Managing Scope Creep - 8 Warning Signs You Can't Afford to Ignore
Jun 07, 2022Scope creep can infiltrate any business - going stealth mode (often right under your nose) to eat away at your profit, processes, and workflows.
So, how does scope creep occur and what should you be looking out for?
As a start, we recommend attaching a 'scope review' alarm bell to the below.
- Your client is expanding their team. Hello payroll process expansion!
- Your client is implementing new technology, systems or processes. Hello training and new workflows!
- Your client has introduced new reporting requirements. Hello data entry, processing and reporting!
- There have been changes in legislation that affect your clients. Hello training, workflows, processes, procedures, communication, compliance checks, etc, etc, etc.
- You come to understand that your client loves a last minute, adhoc request. Hello last minute, adhoc work.
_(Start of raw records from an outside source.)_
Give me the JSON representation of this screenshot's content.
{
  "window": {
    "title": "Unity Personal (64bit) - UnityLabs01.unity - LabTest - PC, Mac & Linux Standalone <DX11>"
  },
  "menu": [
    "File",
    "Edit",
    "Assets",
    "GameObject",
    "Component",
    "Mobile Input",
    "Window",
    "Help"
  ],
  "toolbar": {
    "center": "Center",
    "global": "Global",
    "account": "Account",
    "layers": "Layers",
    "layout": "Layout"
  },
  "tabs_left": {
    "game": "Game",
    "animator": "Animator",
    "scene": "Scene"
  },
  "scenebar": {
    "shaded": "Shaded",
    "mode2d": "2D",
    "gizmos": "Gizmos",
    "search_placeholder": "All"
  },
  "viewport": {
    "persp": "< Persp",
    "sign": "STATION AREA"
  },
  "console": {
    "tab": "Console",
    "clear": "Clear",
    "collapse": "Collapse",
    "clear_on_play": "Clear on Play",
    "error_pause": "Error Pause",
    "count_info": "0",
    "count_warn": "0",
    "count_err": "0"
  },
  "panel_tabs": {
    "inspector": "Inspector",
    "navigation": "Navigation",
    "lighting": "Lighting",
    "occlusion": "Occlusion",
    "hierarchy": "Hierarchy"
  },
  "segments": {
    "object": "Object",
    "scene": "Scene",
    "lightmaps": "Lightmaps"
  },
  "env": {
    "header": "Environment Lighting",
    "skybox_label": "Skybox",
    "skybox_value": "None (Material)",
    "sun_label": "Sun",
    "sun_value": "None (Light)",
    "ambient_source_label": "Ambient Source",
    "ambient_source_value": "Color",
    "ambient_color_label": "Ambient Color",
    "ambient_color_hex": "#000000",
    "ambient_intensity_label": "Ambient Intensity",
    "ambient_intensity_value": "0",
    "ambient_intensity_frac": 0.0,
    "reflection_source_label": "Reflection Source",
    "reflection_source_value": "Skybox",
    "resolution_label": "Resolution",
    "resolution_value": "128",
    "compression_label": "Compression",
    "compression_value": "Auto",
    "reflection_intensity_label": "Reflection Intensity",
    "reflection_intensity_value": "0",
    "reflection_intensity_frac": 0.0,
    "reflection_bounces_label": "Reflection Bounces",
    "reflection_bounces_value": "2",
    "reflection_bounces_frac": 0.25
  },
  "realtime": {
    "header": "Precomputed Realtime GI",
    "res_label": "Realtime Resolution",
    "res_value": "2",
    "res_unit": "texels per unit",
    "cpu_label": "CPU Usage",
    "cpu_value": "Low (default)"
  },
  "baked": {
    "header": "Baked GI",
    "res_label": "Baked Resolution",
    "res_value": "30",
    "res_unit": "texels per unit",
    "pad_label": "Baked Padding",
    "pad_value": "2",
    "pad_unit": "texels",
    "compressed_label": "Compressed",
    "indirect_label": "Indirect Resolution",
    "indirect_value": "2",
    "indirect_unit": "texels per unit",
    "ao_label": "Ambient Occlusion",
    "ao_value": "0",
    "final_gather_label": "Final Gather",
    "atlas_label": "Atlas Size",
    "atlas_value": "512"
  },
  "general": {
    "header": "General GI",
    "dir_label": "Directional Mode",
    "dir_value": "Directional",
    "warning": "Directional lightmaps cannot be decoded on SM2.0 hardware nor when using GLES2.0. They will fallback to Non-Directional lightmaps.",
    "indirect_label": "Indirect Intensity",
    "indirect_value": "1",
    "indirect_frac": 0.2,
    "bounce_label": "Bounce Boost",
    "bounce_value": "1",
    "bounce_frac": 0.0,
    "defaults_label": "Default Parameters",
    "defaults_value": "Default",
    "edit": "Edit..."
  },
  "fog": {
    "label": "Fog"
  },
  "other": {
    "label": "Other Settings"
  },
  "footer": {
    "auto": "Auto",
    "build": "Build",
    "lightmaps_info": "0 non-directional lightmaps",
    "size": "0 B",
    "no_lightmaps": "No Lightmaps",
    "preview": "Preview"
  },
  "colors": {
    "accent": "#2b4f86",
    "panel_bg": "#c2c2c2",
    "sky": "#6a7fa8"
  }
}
- Your client's business is growing and new work requests keep sneaking their way in. Hello, hello!
- You've got a great team, though you haven't been keeping across their workflows, or time spent on each account, and before you know it, what they are actually working on is very different to the original scope. Hello unprofitable client!
- Your client simply likes to change their mind, or direction, or to pivot... a lot. Hello headache!
None of the above are necessarily a problem in themselves - many are in fact GREAT for business. Though they need to be identified, managed and monitored properly. And scope, fees and LOEs need to be adjusted to reflect any changes.
What do you find hardest to keep on top of in your business when it comes to managing scope creep?